HUMANITAS Nº 73 – JULHO DE 2018 – PÁGINA 2

EDITORIAL
Luta contra o fascismo

Estamos vivendo uma nova época.
Dentro dessa nova época vemos renascer o perigo fascista, trazendo consigo a intolerância, o racismo, o ódio, os preconceitos, a violência, a homofobia, o caos e seus afins.
As elites e os partidos de direita, incapazes de impor derrotas eleitorais à esquerda golpeiam a democracia e entram em aliança com os doutrinatários do fascismo, utilizando todas as ações descritas acima como ferramenta de hegemonia.
No Brasil atual existe um fascismo disfarçado de democracia.
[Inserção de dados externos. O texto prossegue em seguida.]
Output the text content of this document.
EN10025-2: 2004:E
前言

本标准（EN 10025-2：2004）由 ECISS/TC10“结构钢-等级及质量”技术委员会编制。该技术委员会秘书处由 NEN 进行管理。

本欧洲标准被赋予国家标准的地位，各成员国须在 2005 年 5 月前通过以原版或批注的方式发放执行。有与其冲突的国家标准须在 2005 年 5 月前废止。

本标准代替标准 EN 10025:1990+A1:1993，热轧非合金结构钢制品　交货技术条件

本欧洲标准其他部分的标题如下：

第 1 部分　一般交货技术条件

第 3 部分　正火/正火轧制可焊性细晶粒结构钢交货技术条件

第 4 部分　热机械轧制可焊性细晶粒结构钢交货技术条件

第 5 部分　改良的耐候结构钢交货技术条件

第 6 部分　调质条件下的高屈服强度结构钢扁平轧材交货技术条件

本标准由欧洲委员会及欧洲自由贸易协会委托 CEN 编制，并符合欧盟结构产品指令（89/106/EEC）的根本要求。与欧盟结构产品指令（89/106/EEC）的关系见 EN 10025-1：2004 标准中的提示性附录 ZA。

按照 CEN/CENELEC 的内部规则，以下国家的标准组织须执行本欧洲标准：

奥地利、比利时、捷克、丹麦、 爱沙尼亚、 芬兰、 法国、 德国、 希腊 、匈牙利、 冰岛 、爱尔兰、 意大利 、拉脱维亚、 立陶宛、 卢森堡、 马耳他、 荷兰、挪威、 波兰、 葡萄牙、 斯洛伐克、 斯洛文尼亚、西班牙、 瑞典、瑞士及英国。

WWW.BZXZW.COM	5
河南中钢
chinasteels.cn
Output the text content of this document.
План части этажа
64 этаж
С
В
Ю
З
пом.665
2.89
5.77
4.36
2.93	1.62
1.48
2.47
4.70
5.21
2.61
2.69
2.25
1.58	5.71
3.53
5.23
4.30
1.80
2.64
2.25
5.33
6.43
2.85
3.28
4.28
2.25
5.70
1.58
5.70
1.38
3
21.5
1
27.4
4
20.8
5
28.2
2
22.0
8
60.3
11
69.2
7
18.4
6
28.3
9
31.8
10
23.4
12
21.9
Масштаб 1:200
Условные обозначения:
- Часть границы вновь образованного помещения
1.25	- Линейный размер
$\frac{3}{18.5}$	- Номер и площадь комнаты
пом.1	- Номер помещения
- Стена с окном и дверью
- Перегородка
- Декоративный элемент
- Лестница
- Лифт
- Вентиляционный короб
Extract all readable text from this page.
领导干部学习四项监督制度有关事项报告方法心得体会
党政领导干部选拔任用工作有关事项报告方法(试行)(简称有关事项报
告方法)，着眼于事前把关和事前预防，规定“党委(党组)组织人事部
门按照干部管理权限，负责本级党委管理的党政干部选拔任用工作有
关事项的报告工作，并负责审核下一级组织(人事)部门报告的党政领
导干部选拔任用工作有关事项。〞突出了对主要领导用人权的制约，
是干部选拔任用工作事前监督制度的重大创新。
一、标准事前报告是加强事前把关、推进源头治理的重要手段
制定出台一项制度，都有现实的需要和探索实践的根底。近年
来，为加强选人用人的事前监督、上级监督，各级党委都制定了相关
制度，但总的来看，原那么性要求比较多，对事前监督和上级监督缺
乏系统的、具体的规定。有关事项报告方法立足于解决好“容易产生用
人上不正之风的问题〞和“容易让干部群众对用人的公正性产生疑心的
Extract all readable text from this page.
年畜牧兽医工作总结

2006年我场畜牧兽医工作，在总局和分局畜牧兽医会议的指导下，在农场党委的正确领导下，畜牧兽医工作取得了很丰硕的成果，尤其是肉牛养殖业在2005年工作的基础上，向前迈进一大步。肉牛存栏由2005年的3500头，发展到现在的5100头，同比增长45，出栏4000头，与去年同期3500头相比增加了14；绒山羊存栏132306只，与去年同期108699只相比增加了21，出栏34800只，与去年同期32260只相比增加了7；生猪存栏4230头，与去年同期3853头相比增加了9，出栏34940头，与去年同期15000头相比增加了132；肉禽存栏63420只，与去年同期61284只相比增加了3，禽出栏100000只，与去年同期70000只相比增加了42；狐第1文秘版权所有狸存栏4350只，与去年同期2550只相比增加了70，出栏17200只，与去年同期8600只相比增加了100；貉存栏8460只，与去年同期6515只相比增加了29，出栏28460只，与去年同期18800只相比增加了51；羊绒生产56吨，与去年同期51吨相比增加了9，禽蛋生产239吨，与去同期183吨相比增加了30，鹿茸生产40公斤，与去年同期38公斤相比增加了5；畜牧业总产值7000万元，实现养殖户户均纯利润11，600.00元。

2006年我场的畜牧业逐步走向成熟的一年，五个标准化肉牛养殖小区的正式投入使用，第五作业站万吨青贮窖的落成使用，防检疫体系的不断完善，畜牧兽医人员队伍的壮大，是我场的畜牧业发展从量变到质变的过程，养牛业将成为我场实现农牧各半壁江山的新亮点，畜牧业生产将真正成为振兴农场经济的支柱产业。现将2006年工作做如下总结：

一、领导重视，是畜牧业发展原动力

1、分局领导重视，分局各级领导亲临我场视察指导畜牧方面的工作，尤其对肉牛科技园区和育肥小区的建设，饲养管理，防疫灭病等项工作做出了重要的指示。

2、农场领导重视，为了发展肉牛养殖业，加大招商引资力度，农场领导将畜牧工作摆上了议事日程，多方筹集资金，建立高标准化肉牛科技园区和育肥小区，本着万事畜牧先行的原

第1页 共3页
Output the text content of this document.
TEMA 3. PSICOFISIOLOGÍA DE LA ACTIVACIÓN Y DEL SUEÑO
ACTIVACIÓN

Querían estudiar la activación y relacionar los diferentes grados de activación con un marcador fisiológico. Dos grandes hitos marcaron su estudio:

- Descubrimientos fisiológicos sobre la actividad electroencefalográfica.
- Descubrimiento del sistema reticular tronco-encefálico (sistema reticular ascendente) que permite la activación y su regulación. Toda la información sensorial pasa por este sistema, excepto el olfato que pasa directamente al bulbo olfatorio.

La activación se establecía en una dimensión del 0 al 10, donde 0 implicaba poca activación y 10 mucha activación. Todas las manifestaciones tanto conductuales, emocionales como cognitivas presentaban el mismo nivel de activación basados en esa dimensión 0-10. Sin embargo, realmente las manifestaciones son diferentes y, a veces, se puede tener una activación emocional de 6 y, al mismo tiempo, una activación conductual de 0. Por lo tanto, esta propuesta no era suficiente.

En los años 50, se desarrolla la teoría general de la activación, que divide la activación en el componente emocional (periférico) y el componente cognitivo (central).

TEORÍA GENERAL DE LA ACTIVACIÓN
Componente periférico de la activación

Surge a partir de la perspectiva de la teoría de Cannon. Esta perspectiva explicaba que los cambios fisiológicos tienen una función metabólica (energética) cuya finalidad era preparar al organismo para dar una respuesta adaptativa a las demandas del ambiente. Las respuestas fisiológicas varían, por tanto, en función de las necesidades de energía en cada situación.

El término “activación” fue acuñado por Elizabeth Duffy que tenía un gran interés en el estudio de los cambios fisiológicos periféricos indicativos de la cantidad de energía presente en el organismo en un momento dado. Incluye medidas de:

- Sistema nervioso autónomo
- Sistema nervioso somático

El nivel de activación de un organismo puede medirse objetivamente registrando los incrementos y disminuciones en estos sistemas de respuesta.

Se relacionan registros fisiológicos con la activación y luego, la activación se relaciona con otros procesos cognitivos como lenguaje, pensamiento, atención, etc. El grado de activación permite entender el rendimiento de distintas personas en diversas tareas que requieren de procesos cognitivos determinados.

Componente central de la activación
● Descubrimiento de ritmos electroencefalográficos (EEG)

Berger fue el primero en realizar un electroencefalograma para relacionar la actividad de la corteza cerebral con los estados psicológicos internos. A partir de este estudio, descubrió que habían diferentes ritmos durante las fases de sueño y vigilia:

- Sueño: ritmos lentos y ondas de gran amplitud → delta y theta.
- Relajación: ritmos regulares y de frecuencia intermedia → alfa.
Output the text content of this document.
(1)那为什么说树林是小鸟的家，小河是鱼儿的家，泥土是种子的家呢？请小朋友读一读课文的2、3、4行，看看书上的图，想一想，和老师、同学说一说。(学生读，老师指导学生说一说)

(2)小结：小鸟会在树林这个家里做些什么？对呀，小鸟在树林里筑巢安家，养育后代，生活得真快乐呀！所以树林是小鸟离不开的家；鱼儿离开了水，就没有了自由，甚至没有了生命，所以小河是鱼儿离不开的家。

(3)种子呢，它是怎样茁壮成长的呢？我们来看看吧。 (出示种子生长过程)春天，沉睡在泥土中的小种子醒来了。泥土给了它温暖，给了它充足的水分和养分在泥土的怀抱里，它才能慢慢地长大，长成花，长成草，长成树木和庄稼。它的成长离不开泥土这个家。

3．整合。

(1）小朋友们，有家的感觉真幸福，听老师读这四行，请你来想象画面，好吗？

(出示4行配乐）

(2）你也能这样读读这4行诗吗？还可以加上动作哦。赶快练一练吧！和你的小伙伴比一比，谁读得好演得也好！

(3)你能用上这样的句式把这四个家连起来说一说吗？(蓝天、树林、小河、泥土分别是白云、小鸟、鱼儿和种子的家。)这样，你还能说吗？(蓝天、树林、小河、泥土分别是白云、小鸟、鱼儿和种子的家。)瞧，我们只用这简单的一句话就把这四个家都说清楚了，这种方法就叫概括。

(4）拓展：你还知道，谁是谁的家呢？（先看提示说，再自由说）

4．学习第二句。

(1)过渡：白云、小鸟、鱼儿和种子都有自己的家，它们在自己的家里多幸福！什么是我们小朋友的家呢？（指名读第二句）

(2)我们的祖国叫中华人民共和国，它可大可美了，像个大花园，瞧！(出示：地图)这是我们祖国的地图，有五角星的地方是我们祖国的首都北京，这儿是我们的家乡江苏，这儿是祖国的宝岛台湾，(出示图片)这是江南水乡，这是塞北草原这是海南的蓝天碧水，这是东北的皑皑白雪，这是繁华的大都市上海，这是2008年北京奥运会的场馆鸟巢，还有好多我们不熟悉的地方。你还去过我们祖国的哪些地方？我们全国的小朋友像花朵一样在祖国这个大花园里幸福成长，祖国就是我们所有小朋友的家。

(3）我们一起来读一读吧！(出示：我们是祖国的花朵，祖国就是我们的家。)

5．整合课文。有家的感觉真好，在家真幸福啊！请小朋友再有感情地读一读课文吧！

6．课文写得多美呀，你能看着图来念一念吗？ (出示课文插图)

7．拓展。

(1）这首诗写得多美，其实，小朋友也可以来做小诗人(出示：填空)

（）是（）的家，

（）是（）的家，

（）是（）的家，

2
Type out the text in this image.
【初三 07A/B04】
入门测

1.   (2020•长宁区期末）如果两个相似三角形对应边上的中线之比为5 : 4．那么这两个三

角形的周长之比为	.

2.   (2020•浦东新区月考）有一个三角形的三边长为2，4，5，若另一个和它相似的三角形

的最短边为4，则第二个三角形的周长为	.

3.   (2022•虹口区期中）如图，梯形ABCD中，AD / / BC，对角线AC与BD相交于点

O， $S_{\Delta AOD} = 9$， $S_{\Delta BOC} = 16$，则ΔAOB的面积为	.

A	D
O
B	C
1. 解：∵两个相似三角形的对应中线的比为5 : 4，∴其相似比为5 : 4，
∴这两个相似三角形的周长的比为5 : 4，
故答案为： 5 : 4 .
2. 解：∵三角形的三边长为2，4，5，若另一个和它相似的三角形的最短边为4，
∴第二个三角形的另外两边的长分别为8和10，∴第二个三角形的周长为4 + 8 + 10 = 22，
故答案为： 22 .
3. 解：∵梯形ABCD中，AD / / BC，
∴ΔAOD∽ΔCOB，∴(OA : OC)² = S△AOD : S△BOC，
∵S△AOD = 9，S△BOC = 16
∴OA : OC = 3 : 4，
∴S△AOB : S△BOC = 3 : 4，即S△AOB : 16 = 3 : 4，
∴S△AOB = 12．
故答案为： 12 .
Os direitos sociais estão sendo sabotados pelo Executivo e pelo Legislativo, recebendo apoio do Judiciário e também da Grande Mídia.
Isso faz parte da ideologia fascista.
E muitos de seus apoiadores aqui em nosso país são governantes, ministros, senadores, deputados, jornalistas, e, ainda, professores e juizes de direito.
Devemos ter muito cuidado.
O fascismo é o cultivo político dos piores sentimentos irracionais do homem: o ressentimento, o ódio, a xenofobia, o desejo de poder e o medo.
A luta humanista tem de aumentar a luz de seu farol sobre homens e mulheres.
Os fascistas se disfarçam como donos da verdade e se posicionam lado a lado com as armas da morte, lado a lado com as religiões organizadas, lado a lado com a mentira e com a opressão.
Eles seguem uma perigosa cartilha de manipulação. A cartilha do assassino Joseph Goebbels que dizia: “Uma mentira repetida mil vezes acaba por se tornar uma verdade”.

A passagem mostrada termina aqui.